In a lawsuit, media mogul Byron Allen claimed that TV ratings company Nielsen Holdings Plc is providing “unreliable” counts of viewers, and he is seeking billions of dollars in damages. According to Bloomberg, companies controlled by Allen, who has waged a long campaign to get major corporations to spend more on Black-owned programming, accused Nielsen of fraud and said the rating service used to determine the price of running advertisements on TV is “outdated, unreliable and broken,” according to a lawsuit filed Wednesday in Chicago.

Nielsen misrepresented its ability to produce accurate ratings for Allen’s networks, even though the networks had limited distribution at the time, the lawsuit alleged. Allen Media Group, which he founded, owns Entertainment Studios Inc., The Weather Channel, and dozens of regional television networks. A similar suit was filed against Nielsen in 2020 over fees charged to the Weather Channel. A spokesperson for Nielsen declined to comment on the lawsuit. The case is CF Entertainment v. The Nielsen Company, 2022L002556, Circuit Court of Cook County, Illinois (Chicago).

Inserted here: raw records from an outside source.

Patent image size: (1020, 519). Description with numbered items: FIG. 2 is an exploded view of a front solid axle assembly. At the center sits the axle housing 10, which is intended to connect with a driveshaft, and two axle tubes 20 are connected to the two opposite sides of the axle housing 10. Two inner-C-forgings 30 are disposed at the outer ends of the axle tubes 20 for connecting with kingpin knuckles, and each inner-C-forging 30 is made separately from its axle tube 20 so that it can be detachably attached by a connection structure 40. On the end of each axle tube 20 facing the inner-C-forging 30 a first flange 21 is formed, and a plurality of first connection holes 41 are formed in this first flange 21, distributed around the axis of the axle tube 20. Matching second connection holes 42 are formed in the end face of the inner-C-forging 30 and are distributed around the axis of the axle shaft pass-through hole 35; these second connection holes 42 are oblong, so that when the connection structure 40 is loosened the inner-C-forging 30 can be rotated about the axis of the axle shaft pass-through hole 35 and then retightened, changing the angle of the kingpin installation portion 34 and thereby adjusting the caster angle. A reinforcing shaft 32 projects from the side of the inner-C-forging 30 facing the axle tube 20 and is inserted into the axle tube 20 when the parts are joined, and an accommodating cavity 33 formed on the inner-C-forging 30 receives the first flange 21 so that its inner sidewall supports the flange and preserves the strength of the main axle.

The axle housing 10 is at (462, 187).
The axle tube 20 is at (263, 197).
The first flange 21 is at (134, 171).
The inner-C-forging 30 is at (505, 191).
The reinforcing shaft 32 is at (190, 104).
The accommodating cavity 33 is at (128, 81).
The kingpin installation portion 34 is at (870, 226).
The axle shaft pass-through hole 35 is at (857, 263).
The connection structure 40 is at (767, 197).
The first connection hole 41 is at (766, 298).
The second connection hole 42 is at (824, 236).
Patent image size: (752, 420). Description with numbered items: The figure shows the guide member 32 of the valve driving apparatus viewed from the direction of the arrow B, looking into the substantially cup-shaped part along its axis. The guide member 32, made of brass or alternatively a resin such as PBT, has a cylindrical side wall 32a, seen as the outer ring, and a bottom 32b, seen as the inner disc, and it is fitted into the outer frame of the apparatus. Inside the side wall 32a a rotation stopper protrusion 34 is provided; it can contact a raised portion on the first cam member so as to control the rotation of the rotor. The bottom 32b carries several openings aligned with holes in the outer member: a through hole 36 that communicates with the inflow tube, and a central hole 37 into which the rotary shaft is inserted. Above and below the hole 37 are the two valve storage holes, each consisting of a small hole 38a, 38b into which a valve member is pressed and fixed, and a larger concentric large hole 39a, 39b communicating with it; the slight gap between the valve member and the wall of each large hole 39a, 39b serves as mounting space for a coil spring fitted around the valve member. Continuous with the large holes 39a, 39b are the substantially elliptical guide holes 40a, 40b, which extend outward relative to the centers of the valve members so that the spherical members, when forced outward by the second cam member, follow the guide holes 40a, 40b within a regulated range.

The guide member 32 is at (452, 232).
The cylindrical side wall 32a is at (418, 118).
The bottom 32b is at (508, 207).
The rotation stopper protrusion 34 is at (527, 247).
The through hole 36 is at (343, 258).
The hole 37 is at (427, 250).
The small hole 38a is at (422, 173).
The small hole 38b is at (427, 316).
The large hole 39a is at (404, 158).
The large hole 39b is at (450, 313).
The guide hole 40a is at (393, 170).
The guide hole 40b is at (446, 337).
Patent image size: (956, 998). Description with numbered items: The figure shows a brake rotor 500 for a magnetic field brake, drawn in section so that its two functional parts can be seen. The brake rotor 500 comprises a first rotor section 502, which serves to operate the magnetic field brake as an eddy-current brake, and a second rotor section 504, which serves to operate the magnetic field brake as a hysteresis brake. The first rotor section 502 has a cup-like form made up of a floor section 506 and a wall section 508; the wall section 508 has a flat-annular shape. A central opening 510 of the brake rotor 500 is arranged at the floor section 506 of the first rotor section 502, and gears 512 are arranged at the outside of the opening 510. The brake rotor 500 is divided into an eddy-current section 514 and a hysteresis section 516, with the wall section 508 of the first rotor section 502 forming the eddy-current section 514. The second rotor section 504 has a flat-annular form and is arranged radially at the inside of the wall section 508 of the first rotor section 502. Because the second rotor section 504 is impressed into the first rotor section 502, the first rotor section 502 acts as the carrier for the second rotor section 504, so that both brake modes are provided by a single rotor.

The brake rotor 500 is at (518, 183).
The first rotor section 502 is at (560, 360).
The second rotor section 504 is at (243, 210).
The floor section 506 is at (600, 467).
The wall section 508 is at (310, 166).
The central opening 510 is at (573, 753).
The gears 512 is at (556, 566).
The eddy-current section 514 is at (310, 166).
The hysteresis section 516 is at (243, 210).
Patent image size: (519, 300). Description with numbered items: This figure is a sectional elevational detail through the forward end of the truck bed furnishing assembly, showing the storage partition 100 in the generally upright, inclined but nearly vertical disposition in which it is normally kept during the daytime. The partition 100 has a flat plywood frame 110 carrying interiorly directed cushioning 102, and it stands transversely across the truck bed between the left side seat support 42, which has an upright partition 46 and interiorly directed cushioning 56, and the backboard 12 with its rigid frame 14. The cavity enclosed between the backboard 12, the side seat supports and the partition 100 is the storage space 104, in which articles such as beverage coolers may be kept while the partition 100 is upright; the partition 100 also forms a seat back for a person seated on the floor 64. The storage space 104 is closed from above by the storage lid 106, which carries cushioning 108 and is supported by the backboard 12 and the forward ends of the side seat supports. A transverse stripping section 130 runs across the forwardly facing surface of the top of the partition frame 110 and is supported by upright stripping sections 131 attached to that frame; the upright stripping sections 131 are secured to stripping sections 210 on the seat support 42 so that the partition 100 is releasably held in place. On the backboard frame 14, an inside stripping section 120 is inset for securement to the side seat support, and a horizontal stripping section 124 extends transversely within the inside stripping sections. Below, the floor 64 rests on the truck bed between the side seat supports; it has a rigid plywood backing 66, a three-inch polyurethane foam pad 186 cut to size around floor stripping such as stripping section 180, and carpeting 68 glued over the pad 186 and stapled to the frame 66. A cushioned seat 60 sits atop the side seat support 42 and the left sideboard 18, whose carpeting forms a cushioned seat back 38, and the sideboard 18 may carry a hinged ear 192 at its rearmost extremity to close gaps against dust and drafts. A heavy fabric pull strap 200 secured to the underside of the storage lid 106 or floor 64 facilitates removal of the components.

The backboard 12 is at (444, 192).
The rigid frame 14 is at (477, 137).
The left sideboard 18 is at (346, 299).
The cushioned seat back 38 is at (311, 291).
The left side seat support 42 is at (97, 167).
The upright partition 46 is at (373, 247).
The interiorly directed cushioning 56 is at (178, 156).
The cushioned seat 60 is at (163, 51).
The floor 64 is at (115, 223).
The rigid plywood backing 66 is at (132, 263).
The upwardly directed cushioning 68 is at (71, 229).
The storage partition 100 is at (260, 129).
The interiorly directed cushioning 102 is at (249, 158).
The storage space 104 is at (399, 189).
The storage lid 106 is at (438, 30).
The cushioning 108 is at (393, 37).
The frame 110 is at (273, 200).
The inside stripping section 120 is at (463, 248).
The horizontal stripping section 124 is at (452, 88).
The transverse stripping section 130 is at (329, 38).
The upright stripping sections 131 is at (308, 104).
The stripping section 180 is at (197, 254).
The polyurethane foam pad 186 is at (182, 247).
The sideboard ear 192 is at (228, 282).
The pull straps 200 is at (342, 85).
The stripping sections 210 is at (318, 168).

According to Allen’s lawsuit, Nielsen under-counted out-of-home viewers over a 16-month period that began in 2020, costing the industry more than $700 million in lost ad revenue. During NBC’s broadcast of the Super Bowl last month, Nielsen acknowledged failing to capture as many as 41 million viewers, the suit claimed. “The industry has suffered billions of dollars in losses, and we can no longer afford these damages. Nielsen needs to address these issues quickly. If not, I highly expect that Nielsen will soon face a $10 billion-plus class-action lawsuit,” Allen said.

Thus far, Allen’s quest for more support from Black-owned media companies has impacted. After pressure from Allen and Sean ‘Diddy’ Combs, General Motors Co. in 2021 vowed to double the amount it spends on advertising with businesses operated by diverse individuals. McDonald’s Corp. earlier this year refiled its bid to toss out Allen’s discrimination suit against the food chain.

Allen's lawsuit comes after the news that indicates that a consortium of private-equity firms, including Elliott Management, is in talks to buy Nielsen Holdings for about $15 billion including debt, the Wall Street Journal reported on Monday. Shares of Nielsen surged more than 35% on the news. Financing discussions with several banks are progressing, and a takeover deal could be completed within weeks, the report said, citing people familiar with the matter.

Nielsen is known for its ratings used to determine advertising rates for TV commercials, but the rise of streaming services such as Netflix and Disney+ over cable TV has been limiting how Nielsen can measure ratings. Activist investor Elliott had pushed Nielsen for sale in 2018, forcing the market research company to consider splitting into two publicly traded companies a year later. That plan was scrapped in 2020 when Nielsen decided to sell its consumer goods data unit for $2.7 billion to sharpen focus on its media business. Elliott owns 4.6% of Nielsen and is among the top ten shareholders, according to Refinitiv data. In 2006, Nielsen was taken private by a group of firms that included Carlyle Group and Blackstone Group, and it went public again in 2011.